Contacting the surgeon to say a patient with a blood-borne virus is booked in on the day for which Mr Jones’s operation is planned would not necessarily be a breach of confidence, but it would not be a sensible course of action. It might lead to disclosure of Mr Jones’s status (if he was the only person booked in for surgery on that day, for example), confusion if he changed the date of his operation, or unhelpful speculation about who the patient is. It would also encourage and perpetuate poor practice: the use of universal precautions protects clinical staff from the risk of infection from all patients, including those who do not know their status. An estimated 83,000 people were living with HIV in the UK in 2008, with more than a quarter (27%) unaware of their infection,7 and many more with other blood-borne viruses of which they are unaware or might not disclose.
Key points:
Sharing information with other healthcare professionals is important for safe and effective patient care. Specialists should tell a patient’s GP the results of investigations, treatments provided and any other information necessary for the continuing care of the patient, unless the patient objects.
- There is a clear public good in having a confidential medical service. The fact that people are encouraged to seek advice and treatment, including for communicable diseases, benefits society as a whole as well as the individual.
- Confidential information can be shared when that is required by law, with the patient’s consent, or when there is an overriding public in disclosure.
- Making public interest judgements can be very difficult. They require an appreciation of all the benefits and risks of disclosure and non-disclosure, as well as identification of the relevant legal and ethical considerations.

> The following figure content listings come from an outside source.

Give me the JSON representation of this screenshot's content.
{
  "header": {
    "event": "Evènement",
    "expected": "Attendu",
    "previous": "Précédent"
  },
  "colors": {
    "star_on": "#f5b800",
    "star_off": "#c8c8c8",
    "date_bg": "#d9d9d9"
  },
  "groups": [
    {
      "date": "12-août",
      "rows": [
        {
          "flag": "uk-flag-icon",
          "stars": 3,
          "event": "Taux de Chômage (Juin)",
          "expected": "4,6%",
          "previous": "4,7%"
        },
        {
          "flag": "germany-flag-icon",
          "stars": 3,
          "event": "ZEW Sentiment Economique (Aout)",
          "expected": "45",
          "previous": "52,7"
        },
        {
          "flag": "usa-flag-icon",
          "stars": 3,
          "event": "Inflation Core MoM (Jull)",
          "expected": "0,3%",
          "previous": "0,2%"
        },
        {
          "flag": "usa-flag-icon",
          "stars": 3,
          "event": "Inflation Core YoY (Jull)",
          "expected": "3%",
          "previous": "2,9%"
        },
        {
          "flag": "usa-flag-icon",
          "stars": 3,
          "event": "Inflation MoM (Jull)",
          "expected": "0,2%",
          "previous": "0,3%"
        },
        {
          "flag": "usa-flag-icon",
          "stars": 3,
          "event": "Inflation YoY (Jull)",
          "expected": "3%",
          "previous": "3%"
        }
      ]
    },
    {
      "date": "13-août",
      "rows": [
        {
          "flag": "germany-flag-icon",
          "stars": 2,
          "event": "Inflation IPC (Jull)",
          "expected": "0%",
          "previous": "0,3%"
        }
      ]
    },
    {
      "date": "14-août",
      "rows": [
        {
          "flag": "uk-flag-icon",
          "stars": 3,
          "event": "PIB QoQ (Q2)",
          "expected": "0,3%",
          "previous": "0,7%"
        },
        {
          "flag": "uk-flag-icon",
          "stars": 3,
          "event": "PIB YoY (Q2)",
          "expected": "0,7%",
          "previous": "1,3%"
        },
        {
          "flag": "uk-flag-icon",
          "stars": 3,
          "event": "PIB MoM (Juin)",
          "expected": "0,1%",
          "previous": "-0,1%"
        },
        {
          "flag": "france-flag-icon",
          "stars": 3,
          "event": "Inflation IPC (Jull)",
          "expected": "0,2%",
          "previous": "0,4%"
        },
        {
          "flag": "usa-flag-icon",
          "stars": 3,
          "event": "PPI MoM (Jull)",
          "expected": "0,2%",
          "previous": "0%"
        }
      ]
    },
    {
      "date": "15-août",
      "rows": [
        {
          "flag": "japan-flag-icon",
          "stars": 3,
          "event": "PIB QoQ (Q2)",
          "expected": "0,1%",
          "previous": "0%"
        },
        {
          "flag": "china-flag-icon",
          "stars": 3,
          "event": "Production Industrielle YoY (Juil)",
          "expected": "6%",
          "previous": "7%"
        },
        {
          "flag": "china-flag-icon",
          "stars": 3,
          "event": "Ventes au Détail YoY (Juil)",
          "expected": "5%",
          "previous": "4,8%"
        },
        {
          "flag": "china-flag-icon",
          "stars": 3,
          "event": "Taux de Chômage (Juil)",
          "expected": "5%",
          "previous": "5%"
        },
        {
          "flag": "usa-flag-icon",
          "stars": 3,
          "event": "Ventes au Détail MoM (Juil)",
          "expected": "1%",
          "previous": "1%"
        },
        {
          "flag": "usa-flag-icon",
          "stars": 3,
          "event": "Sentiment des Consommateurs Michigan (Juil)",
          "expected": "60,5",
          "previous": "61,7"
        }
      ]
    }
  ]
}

- If a patient with a serious communicable disease refuses to allow their status to be disclosed outside the healthcare team, doctors must respect their wishes, unless they consider that failure to disclose will put others at risk of infection. But such situations are likely to be very rare in the healthcare setting because most patients do not object, and because of the use of standard infection control measures.

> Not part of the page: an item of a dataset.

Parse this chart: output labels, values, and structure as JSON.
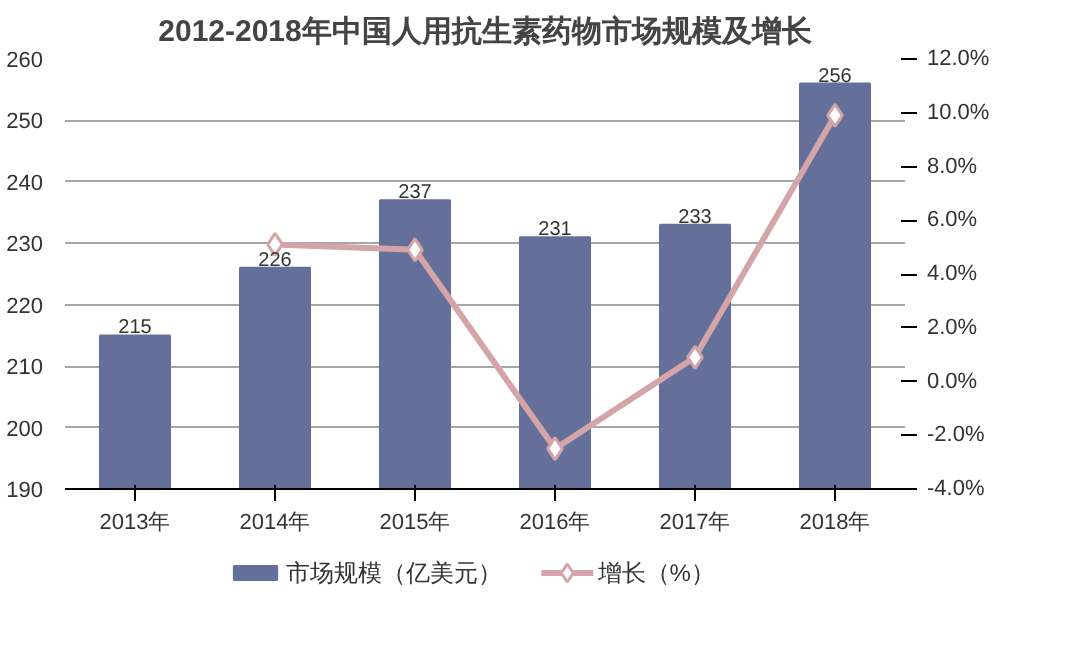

- The risk of acquiring HIV infection following occupational exposure to HIV-infected blood is low.8 The UK Advisory Panel for healthcare workers infected with bloodborne viruses (UKAP) advises that there have been five documented cases of occupationally acquired HIV infections in healthcare workers in the UK. Four occurred before 1994, only one of whom received post-exposure prophylaxis (PEP). The most recent case was in 1999, when seroconversion occurred despite combination PEP. A further 14 probable cases of occupational acquisition of HIV in healthcare workers have been diagnosed in the UK. The majority of these healthcare workers had worked in countries of high HIV prevalence, and are presumed to have been infected outside the UK.

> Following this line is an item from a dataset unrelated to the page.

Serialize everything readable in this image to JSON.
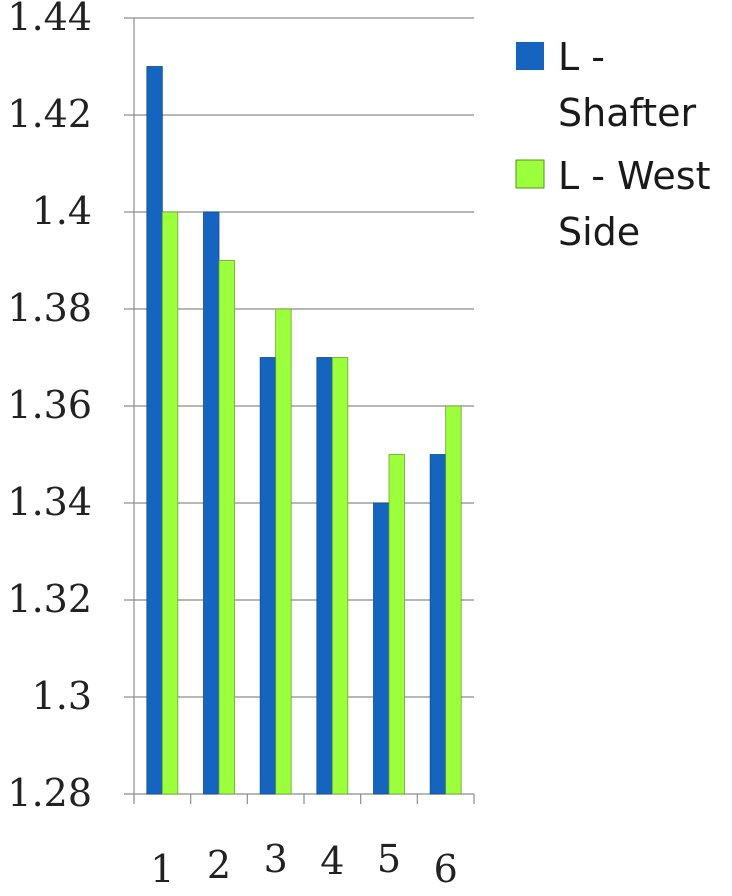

See Confidentiality: disclosing information about serious communicable diseases for further advice and links to other publications.
Footnotes:
5Guidance for clinical health care workers: protection against infection with blood-borne viruses (Expert Advisory Group on AIDS and the Advisory Group on Hepatitis, 1998).
6See Raising concerns about patient safety (GMC, 2006)
7HIV in the United Kingdom: 2009 Report (Health Protection Agency, 2009).
8The risk of risk of HIV transmission following a needlestick injury involving a known HIV-positive individual is 0.3% (95 CI 0.2–0.5) (International Journal of STD & AIDS 2006; 17: 81–92).